Facéties sur le Discours du Trône

SFT-feature-2009-sft1D’abord, cramponnez-vous, voici la phrase la plus intéressante du discours livré à Ottawa au nom du gouvernement par Son excellence Michaëlle Jean :

Notre pays laisse encore couler de l’encre sur les pages de son histoire.

C’est dans la version française. Je suis allé voir la version anglaise pour m’assurer que nos compatriotes anglophones avaient eu droit à une envolée stylistique d’aussi bonne tenue. Mais voici ce qu’on a préparé pour eux:

We are a country whose story is still being written. (Ma traduction: Nous sommes un pays dont l’histoire s’écrit encore.)

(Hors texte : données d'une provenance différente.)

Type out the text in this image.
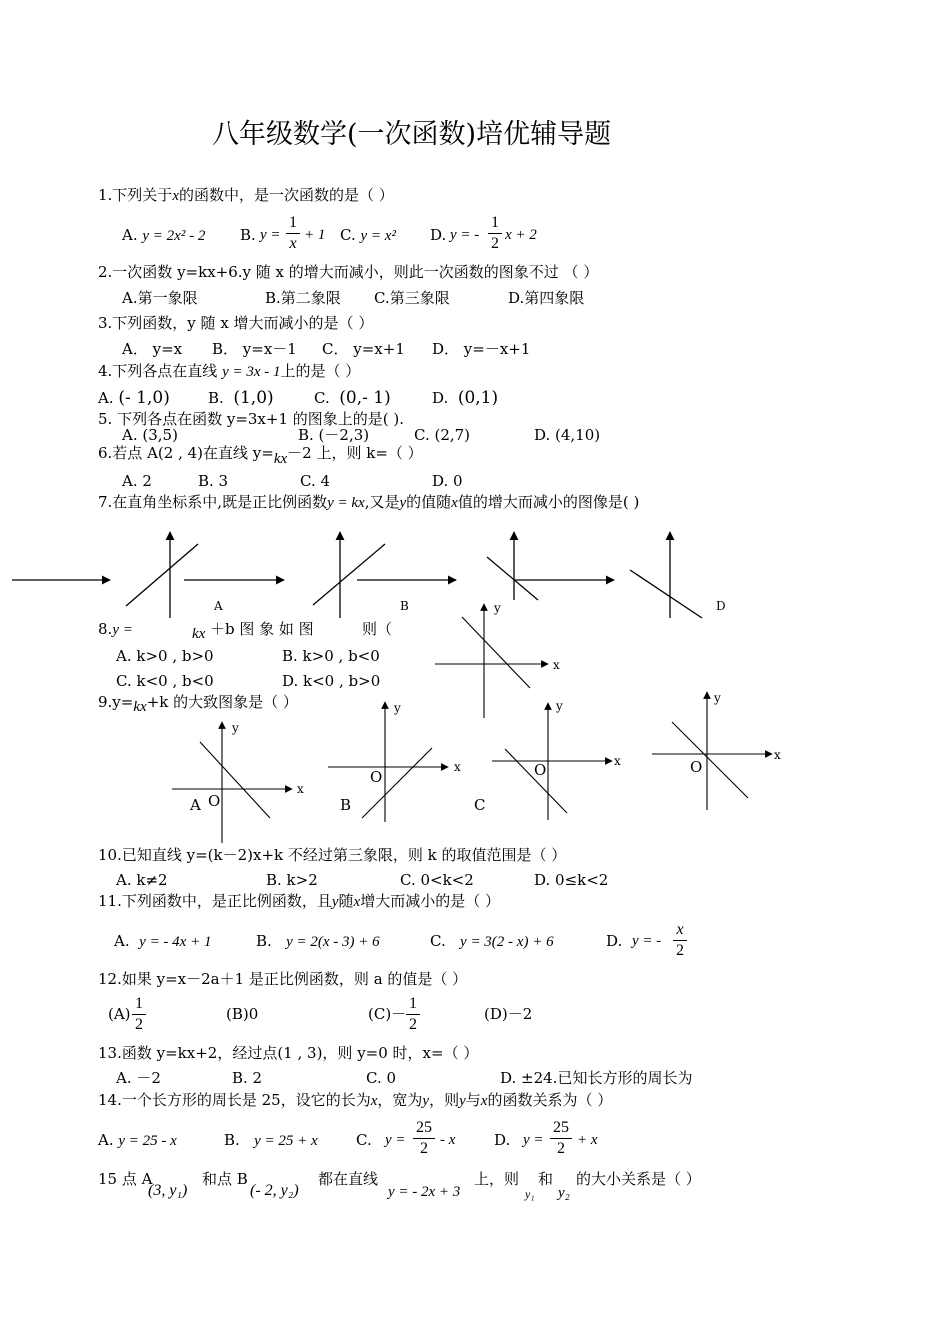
八年级数学(一次函数)培优辅导题
1.下列关于x的函数中，是一次函数的是（ ）
A. y = 2x² - 2 B. y =
1
x + 1 C. y = x² D. y = -
1
2 x + 2
2.一次函数 y=kx+6.y 随 x 的增大而减小，则此一次函数的图象不过 （ ）
A.第一象限	B.第二象限 C.第三象限	D.第四象限
3.下列函数，y 随 x 增大而减小的是（ ）
A． y=x B． y=x－1 C． y=x+1 D． y=－x+1
4.下列各点在直线 y = 3x - 1上的是（ ）
A. (- 1,0)	B. (1,0)	C. (0,- 1)	D. (0,1)
5. 下列各点在函数 y=3x+1 的图象上的是( ).
A. (3,5)	B. (－2,3)	C. (2,7)	D. (4,10)
6.若点 A(2 , 4)在直线 y=kx－2 上，则 k=（ ）
A. 2	B. 3	C. 4	D. 0
7.在直角坐标系中,既是正比例函数y = kx,又是y的值随x值的增大而减小的图像是( )
A	B	D
8.y =	kx ＋b 图 象 如 图	则（
y
x
A. k>0 , b>0	B. k>0 , b<0
C. k<0 , b<0	D. k<0 , b>0
9.y=kx+k 的大致图象是（ ）
y
x
A O
y
x
O
B
y
x
O
C
y
x
O
10.已知直线 y=(k－2)x+k 不经过第三象限，则 k 的取值范围是（ ）
A. k≠2	B. k>2	C. 0<k<2	D. 0≤k<2
11.下列函数中，是正比例函数，且y随x增大而减小的是（ ）
A. y = - 4x + 1	B. y = 2(x - 3) + 6	C. y = 3(2 - x) + 6	D. y = -
x
2
12.如果 y=x－2a＋1 是正比例函数，则 a 的值是（ ）
(A)
1
2
(B)0	(C)－
1
2
(D)－2
13.函数 y=kx+2，经过点(1 , 3)，则 y=0 时，x=（ ）
A. －2	B. 2	C. 0	D. ±24.已知长方形的周长为
14.一个长方形的周长是 25，设它的长为x，宽为y，则y与x的函数关系为（ ）
A. y = 25 - x	B. y = 25 + x	C. y =
25
2 - x	D. y =
25
2 + x
15 点 A
(3, y₁)
和点 B
(- 2, y₂)
都在直线
y = - 2x + 3
上，则
y₁
和
y₂
的大小关系是（ ）
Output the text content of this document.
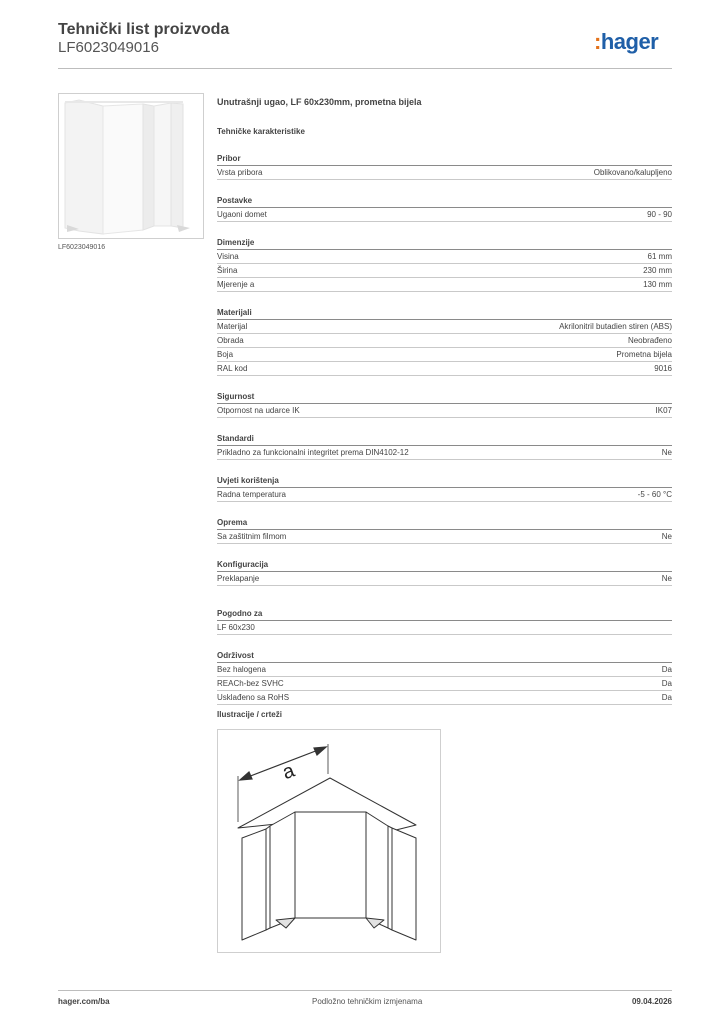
Tehnički list proizvoda
LF6023049016	:hager
LF6023049016
Unutrašnji ugao, LF 60x230mm, prometna bijela
Tehničke karakteristike
Pribor
Vrsta pribora	Oblikovano/kalupljeno
Postavke
Ugaoni domet	90 - 90
Dimenzije
Visina	61 mm
Širina	230 mm
Mjerenje a	130 mm
Materijali
Materijal	Akrilonitril butadien stiren (ABS)
Obrada	Neobrađeno
Boja	Prometna bijela
RAL kod	9016
Sigurnost
Otpornost na udarce IK	IK07
Standardi
Prikladno za funkcionalni integritet prema DIN4102-12	Ne
Uvjeti korištenja
Radna temperatura	-5 - 60 °C
Oprema
Sa zaštitnim filmom	Ne
Konfiguracija
Preklapanje	Ne
Pogodno za
LF 60x230
Održivost
Bez halogena	Da
REACh-bez SVHC	Da
Usklađeno sa RoHS	Da
Ilustracije / crteži
a
hager.com/ba	Podložno tehničkim izmjenama	09.04.2026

Vous aurez remarqué l’injustice ? Pour les francos, une phrase lyrique, très songée, offrant malheureusement une image de doigts tachés. Au moins, un effort culturel certain. Pour les anglos, rien : une platitude.

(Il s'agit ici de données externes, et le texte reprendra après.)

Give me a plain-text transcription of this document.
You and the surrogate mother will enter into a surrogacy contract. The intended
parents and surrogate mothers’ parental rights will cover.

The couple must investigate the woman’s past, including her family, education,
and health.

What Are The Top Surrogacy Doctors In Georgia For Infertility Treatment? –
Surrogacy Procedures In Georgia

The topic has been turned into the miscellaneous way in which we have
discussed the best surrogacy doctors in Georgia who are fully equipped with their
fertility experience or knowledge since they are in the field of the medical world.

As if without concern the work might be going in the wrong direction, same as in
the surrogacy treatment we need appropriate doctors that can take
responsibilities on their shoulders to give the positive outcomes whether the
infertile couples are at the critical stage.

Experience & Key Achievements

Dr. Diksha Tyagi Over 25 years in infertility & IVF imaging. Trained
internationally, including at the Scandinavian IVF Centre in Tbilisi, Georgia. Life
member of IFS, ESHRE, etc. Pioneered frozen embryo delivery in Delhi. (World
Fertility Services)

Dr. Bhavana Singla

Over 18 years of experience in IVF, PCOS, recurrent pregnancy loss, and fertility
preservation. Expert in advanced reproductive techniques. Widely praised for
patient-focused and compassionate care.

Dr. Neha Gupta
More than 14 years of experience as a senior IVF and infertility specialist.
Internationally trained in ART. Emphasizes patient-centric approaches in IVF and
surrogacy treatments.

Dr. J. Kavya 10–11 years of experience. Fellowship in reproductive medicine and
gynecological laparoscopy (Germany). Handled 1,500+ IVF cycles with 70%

Vous me direz, c’est un détail qui n’intéresse que l’ex-scribe de discours que je suis. Certes. Il y a beaucoup plus dans ce long texte post-prorogation. Toute une section se présente, du moins à mes oreilles, comme une publicité pour que le Québec fasse immédiatement sécession du Canada. Vous en doutez ? Jugez vous-mêmes :

Il y a deux ans, nous avons célébré le 400e anniversaire de fondation de la ville de Québec. Cette année, nous soulignons le quadricentenaire de la fondation de Cupids, à Terre-Neuve-et-Labrador. Dans deux ans, notre gouvernement conviera des millions de citoyens à approfondir leur connaissance du Canada et à en tirer fierté. Il les mobilisera en fait à l’occasion de la commémoration du bicentenaire de la guerre de 1812, un conflit qui a contribué à façonner l’identité canadienne et, par la suite, à donner naissance à notre pays. La même année, les Canadiens fêteront le 60e anniversaire de l’avènement de Sa Majesté la reine Elizabeth II, Reine du Canada, et notre gouvernement a chargé un comité du jubilé de diamant de préparer cet événement historique. [… et 2010 est] une année où Sa Majesté la reine Elizabeth II célébrera la fête du Canada en compagnie des Canadiens.

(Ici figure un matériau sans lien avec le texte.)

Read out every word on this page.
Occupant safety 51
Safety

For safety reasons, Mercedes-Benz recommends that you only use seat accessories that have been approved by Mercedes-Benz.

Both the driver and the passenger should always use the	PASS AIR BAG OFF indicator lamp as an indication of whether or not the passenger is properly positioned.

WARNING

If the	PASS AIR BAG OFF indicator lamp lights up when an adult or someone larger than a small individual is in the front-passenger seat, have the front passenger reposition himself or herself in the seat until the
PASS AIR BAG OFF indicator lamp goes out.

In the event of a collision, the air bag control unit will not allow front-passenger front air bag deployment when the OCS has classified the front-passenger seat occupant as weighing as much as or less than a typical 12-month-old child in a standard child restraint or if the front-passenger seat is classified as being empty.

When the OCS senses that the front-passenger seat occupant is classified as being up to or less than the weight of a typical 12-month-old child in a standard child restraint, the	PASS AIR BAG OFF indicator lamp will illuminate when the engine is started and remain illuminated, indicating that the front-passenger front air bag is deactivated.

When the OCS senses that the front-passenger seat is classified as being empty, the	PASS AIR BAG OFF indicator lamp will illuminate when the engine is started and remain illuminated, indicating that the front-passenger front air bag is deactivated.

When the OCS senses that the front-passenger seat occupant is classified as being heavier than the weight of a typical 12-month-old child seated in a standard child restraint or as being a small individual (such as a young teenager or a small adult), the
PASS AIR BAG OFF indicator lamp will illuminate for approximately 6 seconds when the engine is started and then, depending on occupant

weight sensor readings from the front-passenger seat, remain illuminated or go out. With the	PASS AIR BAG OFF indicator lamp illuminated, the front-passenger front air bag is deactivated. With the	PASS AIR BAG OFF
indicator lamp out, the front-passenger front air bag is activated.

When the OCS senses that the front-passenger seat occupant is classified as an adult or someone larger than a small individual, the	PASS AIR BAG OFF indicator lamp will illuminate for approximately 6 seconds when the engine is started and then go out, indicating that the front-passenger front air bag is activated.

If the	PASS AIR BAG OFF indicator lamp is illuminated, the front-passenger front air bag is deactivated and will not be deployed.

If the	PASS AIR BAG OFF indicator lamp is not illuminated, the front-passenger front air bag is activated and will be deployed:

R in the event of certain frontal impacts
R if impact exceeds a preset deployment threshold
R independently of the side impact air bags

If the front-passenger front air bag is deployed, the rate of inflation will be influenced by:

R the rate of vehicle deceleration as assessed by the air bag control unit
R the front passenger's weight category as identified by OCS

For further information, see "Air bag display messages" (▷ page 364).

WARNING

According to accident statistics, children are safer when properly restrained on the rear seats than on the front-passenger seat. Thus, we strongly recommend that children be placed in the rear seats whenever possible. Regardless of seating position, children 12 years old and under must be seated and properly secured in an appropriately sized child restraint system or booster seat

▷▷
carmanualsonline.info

Si ça ne vous donne pas envie de déguerpir avant ce déluge d’anniversaires, je ne sais pas ce qui le fera. Mais il y a plus. Pour qui sait décoder les signaux envoyés, Harper ouvre directement la porte à Gilles Duceppe. Nous remettant en mémoire une promesse jamais tenue, il fait dire par Michaëlle que son gouvernement continuera à « respecter les champs de compétence des provinces et à restreindre l’emploi du pouvoir fédéral de dépenser ». Bon d’accord, il annonce par ailleurs qu’il va accroître sa présence chez les étudiants universitaires et dans la formation, qui sont des champs québécois. Mais on ne va pas chipoter. En expliquant son plan de retour à l’équilibre budgétaire, il tend cette perche :

[Le gouvernement] entreprendra un examen des services administratifs afin d’en accroître l’efficience et d’éliminer le chevauchement.

Éliminer le chevauchement ? Mais on a plein de bonnes idées pour vous, Monsieur le Premier ministre. Un seul rapport d’impôt ? Un seul ministère de la culture ? de l’Agriculture ? du développement régional ? On en a plein. Gilles, au travail !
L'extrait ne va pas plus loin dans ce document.